In case the general motivations of the musical score weren't enough, one of the firemen and the two French brothers provided voiceovers for the film. They were perhaps designed to help us understand about brotherhood. Or maybe what was happening. The risible use of cliched lines like "It was the night of September 10th" "I knew this would be the worst day of my life as a firefighter" "It's the 11th every day for me" "Would Tony be ready" "If it was still standing, it would be their best way out." didn't even seem to acknowledge their pitiful inadequacy. As if we didn't understand the day. As if the explanations had any force of meaning in the face of the event.

A huge number of television programs and films have prepared us for the possibility of parallel timelines. If CBS had been honest they'd have just broadcast the footage of the two cameras side by side for the two hours. Every non-diegetic sound that they added compromised the integrity of their transmission.

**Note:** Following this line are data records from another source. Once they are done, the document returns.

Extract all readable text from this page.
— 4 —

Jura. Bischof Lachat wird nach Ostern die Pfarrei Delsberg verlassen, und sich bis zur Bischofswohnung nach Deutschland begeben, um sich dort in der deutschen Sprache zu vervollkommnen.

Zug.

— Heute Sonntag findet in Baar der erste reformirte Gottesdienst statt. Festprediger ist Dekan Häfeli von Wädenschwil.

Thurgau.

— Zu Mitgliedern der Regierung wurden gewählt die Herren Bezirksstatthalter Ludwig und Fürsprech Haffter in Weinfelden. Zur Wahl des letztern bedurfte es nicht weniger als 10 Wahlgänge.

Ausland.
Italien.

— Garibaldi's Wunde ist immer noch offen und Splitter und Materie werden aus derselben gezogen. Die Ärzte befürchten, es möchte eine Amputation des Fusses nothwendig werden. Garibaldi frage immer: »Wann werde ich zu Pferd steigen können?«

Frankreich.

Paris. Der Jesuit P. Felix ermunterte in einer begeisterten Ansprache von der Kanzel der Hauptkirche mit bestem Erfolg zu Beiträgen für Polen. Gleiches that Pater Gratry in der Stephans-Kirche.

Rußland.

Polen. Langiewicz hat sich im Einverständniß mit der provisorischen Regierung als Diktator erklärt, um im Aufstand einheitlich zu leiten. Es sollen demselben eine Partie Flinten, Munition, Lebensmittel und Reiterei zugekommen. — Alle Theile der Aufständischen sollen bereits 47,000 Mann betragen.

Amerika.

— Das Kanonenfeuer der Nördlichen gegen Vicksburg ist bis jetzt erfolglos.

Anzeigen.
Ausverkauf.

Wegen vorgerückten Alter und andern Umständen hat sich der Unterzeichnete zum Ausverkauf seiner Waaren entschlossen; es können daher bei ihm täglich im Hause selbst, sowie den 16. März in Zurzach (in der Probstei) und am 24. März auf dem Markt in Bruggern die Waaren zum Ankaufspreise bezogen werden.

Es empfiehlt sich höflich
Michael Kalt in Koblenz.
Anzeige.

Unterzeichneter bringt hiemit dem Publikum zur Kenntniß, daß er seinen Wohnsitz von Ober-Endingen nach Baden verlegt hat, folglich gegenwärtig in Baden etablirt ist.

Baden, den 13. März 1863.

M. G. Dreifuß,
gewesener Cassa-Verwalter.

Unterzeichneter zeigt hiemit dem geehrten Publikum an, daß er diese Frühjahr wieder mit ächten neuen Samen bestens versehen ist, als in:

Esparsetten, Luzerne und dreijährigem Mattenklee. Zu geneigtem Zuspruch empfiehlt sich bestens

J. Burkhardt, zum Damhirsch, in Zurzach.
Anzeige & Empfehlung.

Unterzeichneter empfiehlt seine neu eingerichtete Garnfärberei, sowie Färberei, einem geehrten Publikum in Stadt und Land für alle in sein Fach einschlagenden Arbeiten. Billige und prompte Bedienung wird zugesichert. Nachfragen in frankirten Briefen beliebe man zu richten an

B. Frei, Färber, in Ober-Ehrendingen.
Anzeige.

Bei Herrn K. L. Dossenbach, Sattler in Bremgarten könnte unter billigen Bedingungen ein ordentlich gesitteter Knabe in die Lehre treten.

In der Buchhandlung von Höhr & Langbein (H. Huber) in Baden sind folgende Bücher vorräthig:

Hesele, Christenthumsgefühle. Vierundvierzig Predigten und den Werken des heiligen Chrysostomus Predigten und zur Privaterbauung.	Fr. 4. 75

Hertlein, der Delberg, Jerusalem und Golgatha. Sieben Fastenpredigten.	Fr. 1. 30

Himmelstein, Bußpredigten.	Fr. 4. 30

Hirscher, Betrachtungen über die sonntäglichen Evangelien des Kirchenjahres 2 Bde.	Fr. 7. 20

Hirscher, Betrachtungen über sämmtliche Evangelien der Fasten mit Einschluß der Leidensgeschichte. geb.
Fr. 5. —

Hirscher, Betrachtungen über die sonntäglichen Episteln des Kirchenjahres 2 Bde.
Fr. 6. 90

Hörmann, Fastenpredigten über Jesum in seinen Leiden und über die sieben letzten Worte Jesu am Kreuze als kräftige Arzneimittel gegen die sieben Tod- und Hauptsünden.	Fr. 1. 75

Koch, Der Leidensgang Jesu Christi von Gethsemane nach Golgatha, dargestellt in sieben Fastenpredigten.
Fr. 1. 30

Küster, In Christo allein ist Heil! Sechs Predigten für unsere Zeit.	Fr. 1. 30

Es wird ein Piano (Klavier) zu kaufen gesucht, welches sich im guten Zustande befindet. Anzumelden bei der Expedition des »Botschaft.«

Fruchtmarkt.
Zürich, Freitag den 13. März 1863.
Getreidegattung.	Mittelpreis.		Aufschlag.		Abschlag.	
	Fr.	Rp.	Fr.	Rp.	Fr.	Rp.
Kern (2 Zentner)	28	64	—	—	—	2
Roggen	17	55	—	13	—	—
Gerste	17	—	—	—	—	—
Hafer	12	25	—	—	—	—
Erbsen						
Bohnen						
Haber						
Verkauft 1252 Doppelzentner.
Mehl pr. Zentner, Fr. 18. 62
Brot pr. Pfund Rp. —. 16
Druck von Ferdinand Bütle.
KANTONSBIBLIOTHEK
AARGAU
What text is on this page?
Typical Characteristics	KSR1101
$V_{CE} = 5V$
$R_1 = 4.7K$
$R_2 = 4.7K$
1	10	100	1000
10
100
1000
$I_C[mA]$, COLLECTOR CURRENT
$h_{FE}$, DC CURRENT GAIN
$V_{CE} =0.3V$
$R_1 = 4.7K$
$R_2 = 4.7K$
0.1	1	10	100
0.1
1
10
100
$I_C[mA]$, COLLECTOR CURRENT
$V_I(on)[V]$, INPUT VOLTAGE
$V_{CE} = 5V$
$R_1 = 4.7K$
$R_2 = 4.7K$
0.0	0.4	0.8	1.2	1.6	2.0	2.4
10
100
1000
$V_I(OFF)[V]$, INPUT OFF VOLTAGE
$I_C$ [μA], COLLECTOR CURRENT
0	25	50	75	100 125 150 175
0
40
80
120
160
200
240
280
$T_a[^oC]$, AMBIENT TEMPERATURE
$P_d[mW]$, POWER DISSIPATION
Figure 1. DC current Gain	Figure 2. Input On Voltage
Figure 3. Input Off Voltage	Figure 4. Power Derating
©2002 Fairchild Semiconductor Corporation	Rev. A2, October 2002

We are so inured against noticing music in film that even non-diegetic music acts almost subliminally. The sparing use of plaintive piano and violin music, the bagpipes echoing the funerals and the cantorial-sounding songs that preceded the climactic Danny Boy they were all not-so-subtle attempts to make, coerce, the viewer into a point of view. If the cost of accessibility is being told what to feel, it is a price not worth paying.

Until viewers understand how they are being manipulated, until US citizens understand the ideology that permeates every second of national television, they will not be able to understand how other countries might think in a way other than them. Until the functionaries of government understand how effective their own propaganda is they will never understand how effective the propaganda of other countries can be-the crude, hateful, almost laughable lies of the Saudi and Egyptian governments, to name two of the most obvious examples.

Tony didn't become a man. He lived through a traumatic time. His actions at the time were childish and remained so. In the aftermath of 9/11, Tony's story reports that both he and a colleague had learnt to want to kill. His colleague said that he now believed something that he had long tried to repress; he now believed in 'evil.' The mistaken simplicity of these observations (They are evil. We must kill.) are dangerous and a direct consequence of the type of competent but misguided broadcasting that tells us what to think and tells us that everything's OK and human. It's not.